Come in tutte le rivoluzioni, anche in questa che stiamo vivendo ci sono poi i guardiani, chiamati a controllare, e direi che nel nostro caso i guardiani proprio non mancano.

La rivoluzione, per meglio esercitare il controllo e la repressione del dissenso, ha bisogno di introdurre segni di riconoscimento, e nel nostro caso tale segno è la famigerata mascherina. Chi la indossa è accettato e può far parte del sistema, chi non la indossa, o la indossa di meno, è il controrivoluzionario, il reazionario, dunque il nemico.

In questi primi giorni di post-quarantena ho notato che molte persone indossano la mascherina anche quando sono sole, ben a distanza le une dalle altre, in luoghi aperti. La indossano persino quando sono da sole in automobile. Significa che la mascherina è diventata il contrassegno del conformismo rivoluzionario. Viene indossata non tanto e non solo per la sua funzione (che resta comunque dubbia), ma in quanto simbolo di appartenenza. Come la giacca di Sun Yat-sen ai tempi del maoismo.

Come in tutte le rivoluzioni, oltre ai guardiani non possono mancare i delatori, e infatti ne abbiamo. Ne sanno qualcosa i parroci che si sono visti piombare in chiesa le forze dell’ordine perché qualcuno aveva segnalato che era in corso una Messa alla presenza dei fedeli.

Conformismo e delazione sono in funzione della coesione rivoluzionaria fondata sul terrore. E ogni vero rivoluzionario sa di essere, in fondo, nient’altro che un organizzatore del terrore, come spiegò chiaramente Feliks Ėdmundovič Dzeržinskij, primo direttore della Čeka, la polizia segreta sovietica, quando disse: “Noi siamo per il terrore organizzato”.

Prima ho parlato dei sacrifici richiesti dal totem globale della Salute, ma non bisogna pensare che il rivoluzionario li viva in quanto tali.
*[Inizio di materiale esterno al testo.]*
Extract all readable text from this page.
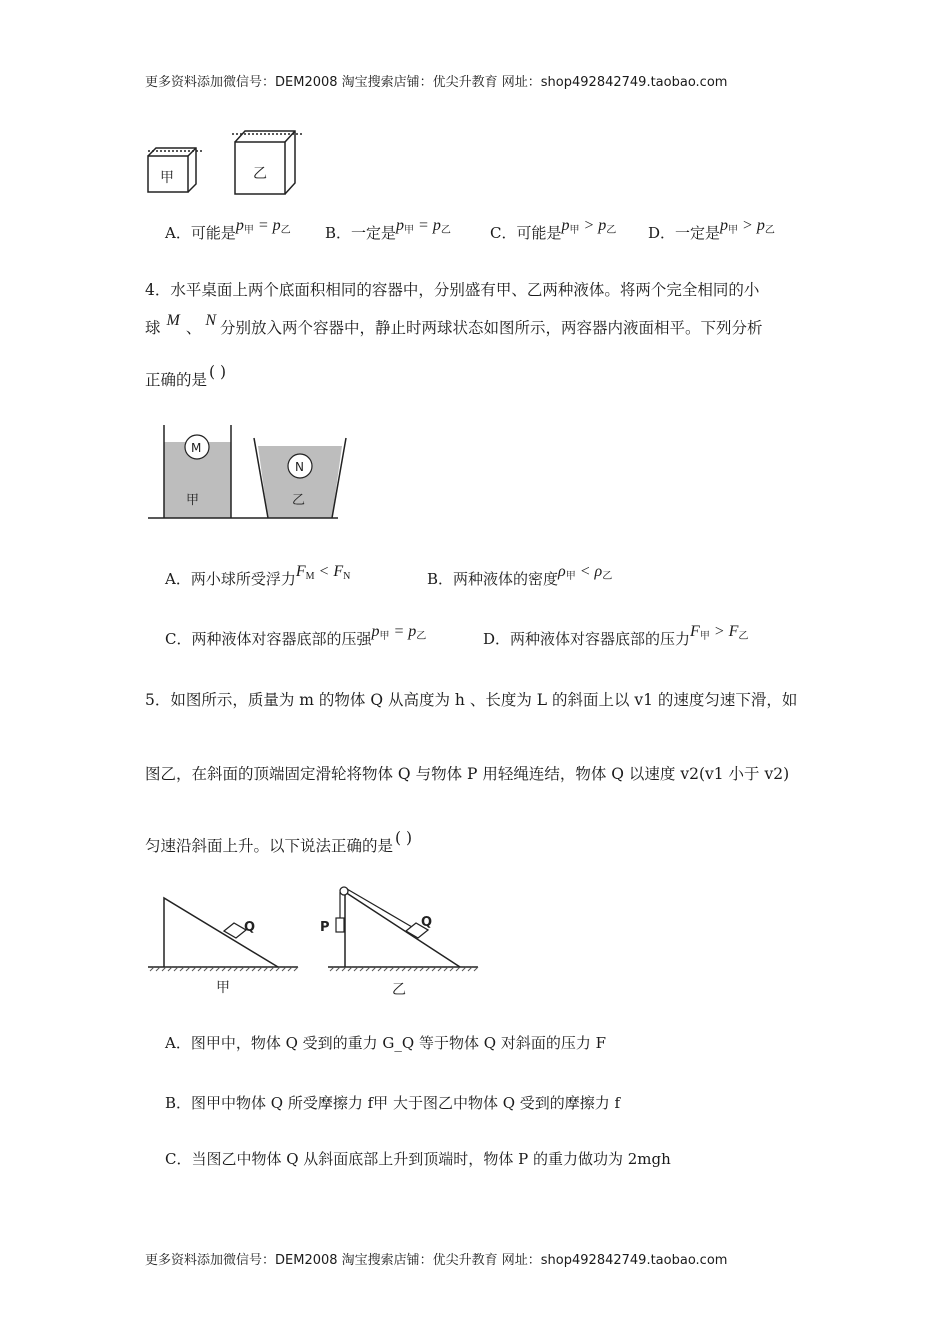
更多资料添加微信号：DEM2008 淘宝搜索店铺：优尖升教育 网址：shop492842749.taobao.com
甲	乙
A．可能是$p_甲 = p_乙$ B．一定是$p_甲 = p_乙$	C．可能是$p_甲 > p_乙$ D．一定是$p_甲 > p_乙$
4．水平桌面上两个底面积相同的容器中，分别盛有甲、乙两种液体。将两个完全相同的小
球 M 、 N 分别放入两个容器中，静止时两球状态如图所示，两容器内液面相平。下列分析
正确的是 ( )
M
N
甲	乙
A．两小球所受浮力$F_M < F_N$	B．两种液体的密度$\rho_甲 < \rho_乙$
C．两种液体对容器底部的压强$p_甲 = p_乙$	D．两种液体对容器底部的压力$F_甲 > F_乙$
5．如图所示，质量为 m 的物体 Q 从高度为 h 、长度为 L 的斜面上以 v1 的速度匀速下滑，如
图乙，在斜面的顶端固定滑轮将物体 Q 与物体 P 用轻绳连结，物体 Q 以速度 v2(v1 小于 v2)
匀速沿斜面上升。以下说法正确的是 ( )
Q
甲
P	Q
乙
A．图甲中，物体 Q 受到的重力 G_Q 等于物体 Q 对斜面的压力 F
B．图甲中物体 Q 所受摩擦力 f甲 大于图乙中物体 Q 受到的摩擦力 f
C．当图乙中物体 Q 从斜面底部上升到顶端时，物体 P 的重力做功为 2mgh
更多资料添加微信号：DEM2008 淘宝搜索店铺：优尖升教育 网址：shop492842749.taobao.com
No, il rivoluzionario li considera omaggi, ed è pronto a tutto, anche a lasciarsi tracciare, anche a non essere più libero, pur di vedere garantito ed esaltato il valore, in questo caso la Salute, che la rivoluzione ha deciso di mettere in cima a tutto e che l’ideologia trasforma in un assoluto.

Inutile dire poi che la rivoluzione ha bisogno dei suoi cronisti e dei suoi cantori, e noi li abbiamo. Plotoni di giornalisti e intellettuali sono impegnati da settimane a dipingere il quadro del terrore, a rafforzare la narrativa voluta dalla rivoluzione e a presentare i dissenzienti come pericolosi nemici, i quali, come tali, possono solo meritare disprezzo e vanno esclusi dal consesso sociale.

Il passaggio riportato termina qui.